2 Responses to Putting Up the Harvest

  1. Nancy says:

    Jen, your pictures are gorgeous! It’s almost like looking at a flower garden! It’s great to hear there are so many ways to ‘can’ tomatoes! I’m still happy with the tried-and-true method I have used for 40 years – peeling each tomato with the blanching method (boiling water, then ice-cold water to crack the skin – so easy to peel after that treatment)…then coring (you just cut off any parts that your garden has rendered useless) and putting into jars. Then a boiling-water bath for 35 min, and they almost always seal themselves if I have properly cleaned the rims of the jars before putting the lids on them.
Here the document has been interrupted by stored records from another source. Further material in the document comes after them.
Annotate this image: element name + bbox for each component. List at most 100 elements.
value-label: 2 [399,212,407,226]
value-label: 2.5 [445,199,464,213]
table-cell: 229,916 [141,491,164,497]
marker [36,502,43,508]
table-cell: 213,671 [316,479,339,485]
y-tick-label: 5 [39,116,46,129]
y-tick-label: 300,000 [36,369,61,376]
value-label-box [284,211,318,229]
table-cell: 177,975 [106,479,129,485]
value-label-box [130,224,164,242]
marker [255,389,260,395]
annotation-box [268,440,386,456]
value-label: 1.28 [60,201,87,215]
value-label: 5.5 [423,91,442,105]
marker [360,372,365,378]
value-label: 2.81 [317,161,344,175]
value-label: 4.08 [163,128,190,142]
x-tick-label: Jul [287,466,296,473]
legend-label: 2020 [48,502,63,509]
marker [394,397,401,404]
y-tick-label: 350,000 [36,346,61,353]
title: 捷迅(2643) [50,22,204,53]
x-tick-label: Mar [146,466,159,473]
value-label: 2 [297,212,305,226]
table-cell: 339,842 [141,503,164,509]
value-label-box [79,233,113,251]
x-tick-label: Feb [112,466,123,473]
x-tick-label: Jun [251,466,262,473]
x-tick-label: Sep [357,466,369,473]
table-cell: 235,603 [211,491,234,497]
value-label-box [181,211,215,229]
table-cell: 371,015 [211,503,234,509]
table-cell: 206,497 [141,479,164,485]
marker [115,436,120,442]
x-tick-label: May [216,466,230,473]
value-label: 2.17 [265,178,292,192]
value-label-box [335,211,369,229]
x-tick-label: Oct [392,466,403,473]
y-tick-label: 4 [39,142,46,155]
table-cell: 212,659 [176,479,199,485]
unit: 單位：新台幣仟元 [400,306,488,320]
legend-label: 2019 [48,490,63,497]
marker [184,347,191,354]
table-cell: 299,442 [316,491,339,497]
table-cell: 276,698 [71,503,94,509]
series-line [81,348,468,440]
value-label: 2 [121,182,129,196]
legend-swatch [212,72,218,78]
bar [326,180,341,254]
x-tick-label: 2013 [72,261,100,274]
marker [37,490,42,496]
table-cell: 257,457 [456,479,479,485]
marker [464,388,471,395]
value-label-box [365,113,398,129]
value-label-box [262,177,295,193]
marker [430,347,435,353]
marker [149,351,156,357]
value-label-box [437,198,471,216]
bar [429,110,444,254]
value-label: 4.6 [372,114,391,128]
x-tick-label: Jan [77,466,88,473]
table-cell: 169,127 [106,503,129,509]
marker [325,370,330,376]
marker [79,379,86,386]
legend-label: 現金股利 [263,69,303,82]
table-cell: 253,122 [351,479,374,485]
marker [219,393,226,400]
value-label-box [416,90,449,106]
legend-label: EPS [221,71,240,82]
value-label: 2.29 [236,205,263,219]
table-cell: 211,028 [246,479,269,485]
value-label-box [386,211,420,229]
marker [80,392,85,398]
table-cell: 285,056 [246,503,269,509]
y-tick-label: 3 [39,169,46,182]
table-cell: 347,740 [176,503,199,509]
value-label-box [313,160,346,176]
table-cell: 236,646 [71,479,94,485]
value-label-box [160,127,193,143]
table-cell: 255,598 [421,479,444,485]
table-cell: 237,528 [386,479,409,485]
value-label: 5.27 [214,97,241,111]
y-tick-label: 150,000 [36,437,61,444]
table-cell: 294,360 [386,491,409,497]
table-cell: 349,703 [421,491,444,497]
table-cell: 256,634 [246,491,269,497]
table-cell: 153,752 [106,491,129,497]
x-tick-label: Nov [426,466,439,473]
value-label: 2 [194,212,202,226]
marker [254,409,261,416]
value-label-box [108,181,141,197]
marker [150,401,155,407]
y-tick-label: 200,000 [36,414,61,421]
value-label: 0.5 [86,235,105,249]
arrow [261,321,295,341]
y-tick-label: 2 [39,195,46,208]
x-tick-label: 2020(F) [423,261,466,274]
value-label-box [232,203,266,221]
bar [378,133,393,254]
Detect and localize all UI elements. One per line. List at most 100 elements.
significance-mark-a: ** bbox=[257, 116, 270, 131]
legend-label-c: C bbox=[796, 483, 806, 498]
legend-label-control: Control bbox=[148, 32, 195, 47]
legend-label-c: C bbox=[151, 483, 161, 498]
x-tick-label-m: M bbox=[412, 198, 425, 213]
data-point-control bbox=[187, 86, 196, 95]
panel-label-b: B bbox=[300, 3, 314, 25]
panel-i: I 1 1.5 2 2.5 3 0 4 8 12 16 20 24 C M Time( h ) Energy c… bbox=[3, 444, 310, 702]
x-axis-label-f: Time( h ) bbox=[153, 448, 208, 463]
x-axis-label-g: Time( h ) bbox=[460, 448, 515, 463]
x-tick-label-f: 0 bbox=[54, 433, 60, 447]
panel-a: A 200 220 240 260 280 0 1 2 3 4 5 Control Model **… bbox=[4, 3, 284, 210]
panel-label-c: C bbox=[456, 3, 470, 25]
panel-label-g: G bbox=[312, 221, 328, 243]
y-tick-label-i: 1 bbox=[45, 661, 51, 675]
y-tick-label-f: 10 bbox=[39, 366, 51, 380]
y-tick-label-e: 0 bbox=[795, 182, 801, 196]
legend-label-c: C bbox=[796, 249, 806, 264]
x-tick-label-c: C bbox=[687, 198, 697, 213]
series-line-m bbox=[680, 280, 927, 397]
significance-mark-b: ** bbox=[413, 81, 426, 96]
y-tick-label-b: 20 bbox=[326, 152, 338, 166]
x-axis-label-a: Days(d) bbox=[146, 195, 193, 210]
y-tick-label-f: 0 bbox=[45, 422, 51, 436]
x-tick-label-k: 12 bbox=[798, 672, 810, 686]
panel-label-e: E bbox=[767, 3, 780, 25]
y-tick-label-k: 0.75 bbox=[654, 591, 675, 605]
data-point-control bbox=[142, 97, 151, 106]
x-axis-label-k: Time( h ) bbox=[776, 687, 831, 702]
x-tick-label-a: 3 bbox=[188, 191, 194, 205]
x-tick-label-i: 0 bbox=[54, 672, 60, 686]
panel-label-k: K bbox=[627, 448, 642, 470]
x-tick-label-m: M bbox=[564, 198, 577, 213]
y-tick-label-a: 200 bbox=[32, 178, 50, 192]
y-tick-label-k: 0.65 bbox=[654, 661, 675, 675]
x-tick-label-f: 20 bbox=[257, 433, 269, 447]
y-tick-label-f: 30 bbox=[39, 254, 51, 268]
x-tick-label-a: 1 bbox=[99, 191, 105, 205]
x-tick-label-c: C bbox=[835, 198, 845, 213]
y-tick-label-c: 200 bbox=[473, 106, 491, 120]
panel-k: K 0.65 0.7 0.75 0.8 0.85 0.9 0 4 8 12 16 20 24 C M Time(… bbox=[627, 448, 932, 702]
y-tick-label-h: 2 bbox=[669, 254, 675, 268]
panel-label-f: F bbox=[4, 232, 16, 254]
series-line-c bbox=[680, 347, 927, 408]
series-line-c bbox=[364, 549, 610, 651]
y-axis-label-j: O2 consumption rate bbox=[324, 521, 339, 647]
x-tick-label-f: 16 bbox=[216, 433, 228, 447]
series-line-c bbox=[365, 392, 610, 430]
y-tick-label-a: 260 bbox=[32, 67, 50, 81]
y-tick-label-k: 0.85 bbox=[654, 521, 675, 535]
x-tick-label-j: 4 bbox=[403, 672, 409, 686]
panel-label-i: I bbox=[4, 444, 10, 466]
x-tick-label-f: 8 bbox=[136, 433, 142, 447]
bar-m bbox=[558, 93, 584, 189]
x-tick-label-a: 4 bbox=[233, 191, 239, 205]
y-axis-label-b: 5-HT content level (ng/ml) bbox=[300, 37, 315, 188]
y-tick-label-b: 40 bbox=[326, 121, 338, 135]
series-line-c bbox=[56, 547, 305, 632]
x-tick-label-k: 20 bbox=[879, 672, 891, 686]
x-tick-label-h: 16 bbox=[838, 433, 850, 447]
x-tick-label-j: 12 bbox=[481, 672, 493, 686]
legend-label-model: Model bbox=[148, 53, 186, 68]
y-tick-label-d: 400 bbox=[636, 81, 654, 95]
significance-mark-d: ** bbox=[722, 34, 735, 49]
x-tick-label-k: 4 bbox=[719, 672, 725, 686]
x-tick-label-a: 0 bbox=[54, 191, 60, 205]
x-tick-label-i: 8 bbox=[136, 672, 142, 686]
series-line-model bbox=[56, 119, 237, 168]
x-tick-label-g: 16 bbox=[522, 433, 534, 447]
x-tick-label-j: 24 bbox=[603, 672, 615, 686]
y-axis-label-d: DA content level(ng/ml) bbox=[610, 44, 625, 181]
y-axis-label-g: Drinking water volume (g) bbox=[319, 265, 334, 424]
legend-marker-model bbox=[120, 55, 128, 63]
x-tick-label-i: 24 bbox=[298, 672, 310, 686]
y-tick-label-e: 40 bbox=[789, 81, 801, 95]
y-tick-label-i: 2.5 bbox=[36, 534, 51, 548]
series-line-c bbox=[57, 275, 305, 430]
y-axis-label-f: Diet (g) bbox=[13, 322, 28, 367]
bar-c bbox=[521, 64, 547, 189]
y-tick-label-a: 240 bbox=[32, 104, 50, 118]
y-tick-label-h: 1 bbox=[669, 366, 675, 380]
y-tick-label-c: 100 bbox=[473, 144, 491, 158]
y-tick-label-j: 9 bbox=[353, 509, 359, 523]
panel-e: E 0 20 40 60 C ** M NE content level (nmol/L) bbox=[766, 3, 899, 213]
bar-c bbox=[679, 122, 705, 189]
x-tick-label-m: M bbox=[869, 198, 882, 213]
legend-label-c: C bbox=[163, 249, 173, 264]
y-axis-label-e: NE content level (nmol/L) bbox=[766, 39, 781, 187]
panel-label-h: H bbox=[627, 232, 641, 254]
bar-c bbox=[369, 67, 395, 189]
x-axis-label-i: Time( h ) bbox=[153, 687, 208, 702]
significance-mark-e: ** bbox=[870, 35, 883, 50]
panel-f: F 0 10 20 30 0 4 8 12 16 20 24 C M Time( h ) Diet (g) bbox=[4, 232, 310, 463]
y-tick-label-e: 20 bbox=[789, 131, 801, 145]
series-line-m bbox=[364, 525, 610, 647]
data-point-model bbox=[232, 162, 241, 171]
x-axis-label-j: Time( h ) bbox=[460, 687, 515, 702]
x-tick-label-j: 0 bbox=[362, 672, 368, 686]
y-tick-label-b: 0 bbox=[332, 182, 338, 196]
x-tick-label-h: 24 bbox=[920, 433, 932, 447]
I find that although the tomatoes are quite juicy this way, the juice can boil off when you use them depending on the recipe or to whatever extent you want, (and, after all, it is tomato juice!), and as you cook the sauce you make, the seeds boil down into part of the sauce and are no longer recognizeable as seeds. Yup, takes more jars, but I have the luxury of space to store them, and it lasts through many many meals! Just finished canning 16 jars for the winter. Yum!

    • jkmcintyre says:

      If I am just making sauce, I tend to boil away most of the water – so some ‘reduced’ jars will be good on space and time. But I will continue to make some the way I learned from you for the juice. E.g., If I am simply adding tomatoes to a soup or stew, I like to pour off the juice and use it instead of water when making rice. If I miss the juice too much, next year I will hot pack them, but not cook them down. Thanks maman!